Luna Reklamı - Siz Hala Annenizin Margarinini mi Kullanıyorsunuz? (1992)

Alkışlarla Yaşıyorum - 2.909 izlenme

Yüklenme Tarihi: 21 Nisan 2015 - 19:34

Doksanlar Türkiye'sinin belki de en önemli "yükselen değer"i geleneksel olanı reddedip, yeniliği fütursuzca kabul etmekti. Dünya ile aynı anda marka blucinler, hanzo parfümler tezgahlara düşüyor, yeni politikacılar ellerinde kolayla, üzerlerinde tişörtle kameralara sırıtıyor, herkes Samsun'unu bırakıp Marlboro'ya geçiyor, küçük Emrah bile dayanamayıp pop söylemeye başlıyordu. E hal böyleyken eskisi gibi kışlık erzağını yüklenip patlıcan, domates kurutmanın, teneke ile peynir, yağ almanın ne gereği vardı ki? Git bir markete, doldur sepete.

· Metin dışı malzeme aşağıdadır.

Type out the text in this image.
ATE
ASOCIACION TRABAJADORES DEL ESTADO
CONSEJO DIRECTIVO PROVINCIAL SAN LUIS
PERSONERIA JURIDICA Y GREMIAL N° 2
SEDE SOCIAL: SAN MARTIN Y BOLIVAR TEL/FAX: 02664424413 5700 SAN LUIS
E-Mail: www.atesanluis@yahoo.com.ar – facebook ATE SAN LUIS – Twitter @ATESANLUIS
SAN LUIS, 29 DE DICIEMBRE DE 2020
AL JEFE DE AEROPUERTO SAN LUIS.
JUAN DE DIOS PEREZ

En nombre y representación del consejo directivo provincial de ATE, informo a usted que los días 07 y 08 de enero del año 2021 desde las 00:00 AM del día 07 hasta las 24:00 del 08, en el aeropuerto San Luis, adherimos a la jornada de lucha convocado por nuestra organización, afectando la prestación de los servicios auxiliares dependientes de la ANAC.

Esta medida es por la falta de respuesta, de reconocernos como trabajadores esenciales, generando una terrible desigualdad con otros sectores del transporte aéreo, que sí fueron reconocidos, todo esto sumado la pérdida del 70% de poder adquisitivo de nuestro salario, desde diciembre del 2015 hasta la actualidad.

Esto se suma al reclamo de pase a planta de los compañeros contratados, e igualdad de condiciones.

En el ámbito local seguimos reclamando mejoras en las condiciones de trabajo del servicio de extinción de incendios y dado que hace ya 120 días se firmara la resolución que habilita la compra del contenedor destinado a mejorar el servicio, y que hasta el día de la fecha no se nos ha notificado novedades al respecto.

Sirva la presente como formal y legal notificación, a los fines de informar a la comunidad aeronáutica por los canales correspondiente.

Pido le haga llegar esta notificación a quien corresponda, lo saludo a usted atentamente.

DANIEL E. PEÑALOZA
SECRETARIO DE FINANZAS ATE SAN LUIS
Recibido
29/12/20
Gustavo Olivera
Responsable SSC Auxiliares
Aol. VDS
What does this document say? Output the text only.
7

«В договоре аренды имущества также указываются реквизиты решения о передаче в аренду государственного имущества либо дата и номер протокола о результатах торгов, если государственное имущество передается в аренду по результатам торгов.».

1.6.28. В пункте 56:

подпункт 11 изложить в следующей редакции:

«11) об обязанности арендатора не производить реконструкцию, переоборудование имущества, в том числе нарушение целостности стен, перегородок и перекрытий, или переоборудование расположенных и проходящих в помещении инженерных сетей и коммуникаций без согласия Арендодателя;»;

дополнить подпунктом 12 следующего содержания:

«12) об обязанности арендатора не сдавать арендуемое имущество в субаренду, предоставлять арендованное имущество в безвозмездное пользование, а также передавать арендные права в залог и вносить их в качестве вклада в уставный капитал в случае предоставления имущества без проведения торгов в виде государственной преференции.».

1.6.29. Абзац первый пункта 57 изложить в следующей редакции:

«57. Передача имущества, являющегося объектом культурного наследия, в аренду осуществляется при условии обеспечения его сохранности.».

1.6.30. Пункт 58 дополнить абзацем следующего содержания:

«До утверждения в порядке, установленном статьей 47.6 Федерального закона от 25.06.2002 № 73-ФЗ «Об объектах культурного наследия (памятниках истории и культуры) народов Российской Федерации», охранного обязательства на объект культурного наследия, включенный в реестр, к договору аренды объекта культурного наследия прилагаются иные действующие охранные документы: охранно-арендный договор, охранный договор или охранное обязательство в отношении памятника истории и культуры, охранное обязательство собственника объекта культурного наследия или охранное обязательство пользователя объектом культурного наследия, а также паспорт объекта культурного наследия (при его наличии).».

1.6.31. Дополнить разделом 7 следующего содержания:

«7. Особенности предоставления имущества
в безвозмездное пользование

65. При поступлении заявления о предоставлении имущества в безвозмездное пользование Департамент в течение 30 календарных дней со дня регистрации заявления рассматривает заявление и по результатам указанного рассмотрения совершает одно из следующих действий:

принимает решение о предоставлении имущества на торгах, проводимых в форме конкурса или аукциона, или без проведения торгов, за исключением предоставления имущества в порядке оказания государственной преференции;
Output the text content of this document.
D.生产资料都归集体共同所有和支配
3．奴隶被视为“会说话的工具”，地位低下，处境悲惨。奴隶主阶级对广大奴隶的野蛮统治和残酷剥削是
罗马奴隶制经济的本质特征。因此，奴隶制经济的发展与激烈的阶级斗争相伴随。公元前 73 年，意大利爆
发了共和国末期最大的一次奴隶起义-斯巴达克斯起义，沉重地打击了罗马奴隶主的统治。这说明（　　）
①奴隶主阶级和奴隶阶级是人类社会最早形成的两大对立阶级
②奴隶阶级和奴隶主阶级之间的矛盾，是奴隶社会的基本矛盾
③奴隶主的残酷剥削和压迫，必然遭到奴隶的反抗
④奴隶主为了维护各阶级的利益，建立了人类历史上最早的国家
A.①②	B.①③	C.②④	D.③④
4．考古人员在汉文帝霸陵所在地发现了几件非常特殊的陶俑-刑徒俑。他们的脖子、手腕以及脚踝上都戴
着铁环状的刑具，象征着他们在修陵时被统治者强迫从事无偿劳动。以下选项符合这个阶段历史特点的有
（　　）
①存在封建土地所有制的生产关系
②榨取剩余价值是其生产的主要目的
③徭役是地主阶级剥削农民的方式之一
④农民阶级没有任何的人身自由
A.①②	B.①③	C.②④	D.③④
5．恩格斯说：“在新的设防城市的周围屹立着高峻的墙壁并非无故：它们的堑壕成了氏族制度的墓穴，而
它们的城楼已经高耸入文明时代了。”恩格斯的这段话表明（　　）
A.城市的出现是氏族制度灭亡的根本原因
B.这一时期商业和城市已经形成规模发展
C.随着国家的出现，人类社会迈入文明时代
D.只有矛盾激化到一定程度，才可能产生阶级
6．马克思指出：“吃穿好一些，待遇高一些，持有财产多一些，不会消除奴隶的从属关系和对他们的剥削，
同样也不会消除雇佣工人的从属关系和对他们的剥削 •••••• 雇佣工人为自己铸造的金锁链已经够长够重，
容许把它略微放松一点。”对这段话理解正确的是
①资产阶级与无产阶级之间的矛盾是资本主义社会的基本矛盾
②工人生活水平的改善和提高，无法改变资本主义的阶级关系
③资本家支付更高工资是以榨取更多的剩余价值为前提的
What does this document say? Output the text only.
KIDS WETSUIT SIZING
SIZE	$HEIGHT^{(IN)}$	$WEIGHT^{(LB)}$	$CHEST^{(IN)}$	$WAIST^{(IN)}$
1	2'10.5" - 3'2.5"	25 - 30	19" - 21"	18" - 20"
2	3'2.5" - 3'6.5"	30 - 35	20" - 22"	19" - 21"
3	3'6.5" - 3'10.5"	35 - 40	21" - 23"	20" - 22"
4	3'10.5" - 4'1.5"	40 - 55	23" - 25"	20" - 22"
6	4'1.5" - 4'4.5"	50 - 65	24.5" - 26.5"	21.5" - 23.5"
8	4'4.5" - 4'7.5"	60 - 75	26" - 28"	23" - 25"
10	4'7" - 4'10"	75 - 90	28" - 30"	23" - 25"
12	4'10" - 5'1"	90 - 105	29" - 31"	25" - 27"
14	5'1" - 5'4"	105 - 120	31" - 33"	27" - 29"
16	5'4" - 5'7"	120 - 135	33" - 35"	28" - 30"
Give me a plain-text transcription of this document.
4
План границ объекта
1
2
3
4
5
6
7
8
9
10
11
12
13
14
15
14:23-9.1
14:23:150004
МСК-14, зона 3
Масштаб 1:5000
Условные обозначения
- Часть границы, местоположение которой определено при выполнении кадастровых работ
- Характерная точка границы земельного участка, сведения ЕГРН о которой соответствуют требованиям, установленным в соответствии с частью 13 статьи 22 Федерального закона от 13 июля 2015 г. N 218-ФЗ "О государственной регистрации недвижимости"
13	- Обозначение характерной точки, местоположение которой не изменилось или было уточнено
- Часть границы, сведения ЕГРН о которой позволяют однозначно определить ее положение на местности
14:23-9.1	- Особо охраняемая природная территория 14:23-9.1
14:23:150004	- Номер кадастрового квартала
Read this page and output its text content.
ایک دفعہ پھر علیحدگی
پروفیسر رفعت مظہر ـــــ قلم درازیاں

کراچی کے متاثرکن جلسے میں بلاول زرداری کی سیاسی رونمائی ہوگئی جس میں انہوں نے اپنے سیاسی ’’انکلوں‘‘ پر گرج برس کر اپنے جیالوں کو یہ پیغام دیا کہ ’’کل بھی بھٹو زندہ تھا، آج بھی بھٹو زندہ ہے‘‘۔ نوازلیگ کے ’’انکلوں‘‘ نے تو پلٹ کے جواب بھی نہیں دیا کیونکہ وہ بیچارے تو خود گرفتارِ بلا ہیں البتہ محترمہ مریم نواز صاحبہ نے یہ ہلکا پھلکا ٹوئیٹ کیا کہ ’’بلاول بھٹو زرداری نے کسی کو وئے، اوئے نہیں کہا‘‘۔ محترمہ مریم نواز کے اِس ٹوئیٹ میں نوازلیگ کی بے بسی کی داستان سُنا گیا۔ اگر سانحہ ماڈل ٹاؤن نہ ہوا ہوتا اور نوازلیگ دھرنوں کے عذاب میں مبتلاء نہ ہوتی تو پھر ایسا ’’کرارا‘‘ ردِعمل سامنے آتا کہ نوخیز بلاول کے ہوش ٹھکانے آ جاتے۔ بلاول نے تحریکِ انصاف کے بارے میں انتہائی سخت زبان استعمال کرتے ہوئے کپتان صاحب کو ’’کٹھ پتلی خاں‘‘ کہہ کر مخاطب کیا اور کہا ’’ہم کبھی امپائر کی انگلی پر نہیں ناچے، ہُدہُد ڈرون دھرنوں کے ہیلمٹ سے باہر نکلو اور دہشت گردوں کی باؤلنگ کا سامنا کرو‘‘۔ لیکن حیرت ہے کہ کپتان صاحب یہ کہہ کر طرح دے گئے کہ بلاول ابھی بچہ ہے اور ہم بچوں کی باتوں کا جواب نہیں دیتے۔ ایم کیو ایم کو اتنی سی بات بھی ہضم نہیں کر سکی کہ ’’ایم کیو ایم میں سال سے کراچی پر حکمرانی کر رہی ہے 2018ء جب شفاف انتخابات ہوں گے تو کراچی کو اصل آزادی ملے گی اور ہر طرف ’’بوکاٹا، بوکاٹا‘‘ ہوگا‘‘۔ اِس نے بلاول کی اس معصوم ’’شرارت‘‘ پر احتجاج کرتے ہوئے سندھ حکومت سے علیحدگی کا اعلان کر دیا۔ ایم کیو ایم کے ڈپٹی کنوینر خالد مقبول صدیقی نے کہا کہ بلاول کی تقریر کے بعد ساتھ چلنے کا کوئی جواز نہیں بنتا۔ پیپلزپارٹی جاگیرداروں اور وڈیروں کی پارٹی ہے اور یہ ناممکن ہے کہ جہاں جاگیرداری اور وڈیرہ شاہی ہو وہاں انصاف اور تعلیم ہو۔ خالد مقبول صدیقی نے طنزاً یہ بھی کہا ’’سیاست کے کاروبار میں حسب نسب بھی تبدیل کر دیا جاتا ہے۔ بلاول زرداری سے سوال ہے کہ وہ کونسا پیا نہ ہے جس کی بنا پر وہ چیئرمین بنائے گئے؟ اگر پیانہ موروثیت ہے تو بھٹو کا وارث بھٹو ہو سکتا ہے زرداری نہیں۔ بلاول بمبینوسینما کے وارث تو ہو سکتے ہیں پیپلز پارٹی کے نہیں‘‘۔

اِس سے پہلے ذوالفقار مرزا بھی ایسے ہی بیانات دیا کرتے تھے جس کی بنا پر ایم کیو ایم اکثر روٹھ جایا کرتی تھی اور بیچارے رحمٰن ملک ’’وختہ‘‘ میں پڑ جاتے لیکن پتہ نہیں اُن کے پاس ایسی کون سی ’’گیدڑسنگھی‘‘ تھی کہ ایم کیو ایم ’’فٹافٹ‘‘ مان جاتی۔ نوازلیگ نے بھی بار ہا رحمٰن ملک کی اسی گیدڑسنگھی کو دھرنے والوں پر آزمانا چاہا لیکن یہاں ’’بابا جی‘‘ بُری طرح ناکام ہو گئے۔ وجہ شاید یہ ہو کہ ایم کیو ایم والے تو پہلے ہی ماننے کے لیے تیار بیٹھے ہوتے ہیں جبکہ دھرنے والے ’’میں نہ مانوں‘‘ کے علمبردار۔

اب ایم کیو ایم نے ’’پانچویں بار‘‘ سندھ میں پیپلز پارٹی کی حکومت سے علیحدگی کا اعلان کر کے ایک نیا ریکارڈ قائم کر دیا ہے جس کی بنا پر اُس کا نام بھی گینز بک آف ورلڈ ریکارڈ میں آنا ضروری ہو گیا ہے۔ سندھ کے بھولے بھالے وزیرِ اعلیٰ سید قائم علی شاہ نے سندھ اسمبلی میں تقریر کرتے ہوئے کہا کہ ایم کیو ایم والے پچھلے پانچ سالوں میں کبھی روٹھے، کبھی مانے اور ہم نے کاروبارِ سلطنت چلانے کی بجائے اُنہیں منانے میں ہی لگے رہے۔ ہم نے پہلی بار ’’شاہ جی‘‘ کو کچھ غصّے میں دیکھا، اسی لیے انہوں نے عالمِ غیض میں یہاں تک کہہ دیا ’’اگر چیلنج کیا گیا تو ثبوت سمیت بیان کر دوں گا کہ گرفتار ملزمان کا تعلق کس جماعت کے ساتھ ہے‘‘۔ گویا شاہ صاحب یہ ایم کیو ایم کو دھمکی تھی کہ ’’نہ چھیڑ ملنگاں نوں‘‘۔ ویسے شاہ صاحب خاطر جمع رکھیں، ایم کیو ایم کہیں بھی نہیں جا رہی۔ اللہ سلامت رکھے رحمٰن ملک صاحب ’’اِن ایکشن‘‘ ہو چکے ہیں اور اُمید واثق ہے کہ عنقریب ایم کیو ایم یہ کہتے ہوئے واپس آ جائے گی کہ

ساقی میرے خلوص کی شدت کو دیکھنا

Bu hazırlopçuluğun geçer değer olduğu yıllarda reklam sektörü de bunu boş geçmemiş, yeni neslin çok bilmiş ve fakat pisboğaz üyelerine tüketim maddesi ittirmeyi kafaya koymuşlardı. Hem onlar Sana'yla beslenip özenle büyütülmüş çocuklardı, bu iş o kadar da zor olmadı. Zaten diğer margarinlerden farkı yoktu, plastik kabı, sloganı, bir de elbette fiyatı dışında.

Küfür etkisi yaratan fakat küfür olmayan bu reklamın üzerinden yirmi yıl geçti. O dönem statü sembolü olan nice tüketim maddesinin peşinde helak olan dönemin gençlerini, bugünün göbekli, kolestrollü, sert damarlı morukları olarak pazarlarda organik köy yumurtası, hakiki zeytinyağı, bir avuç fındık ararken görmekteyiz. Reklam başarılı oldu, kasa her zamanki gibi yine kazandı.

Özet geçelim, hadi her sabah margarini ekmeğe sürün de görün ananızın margarinini!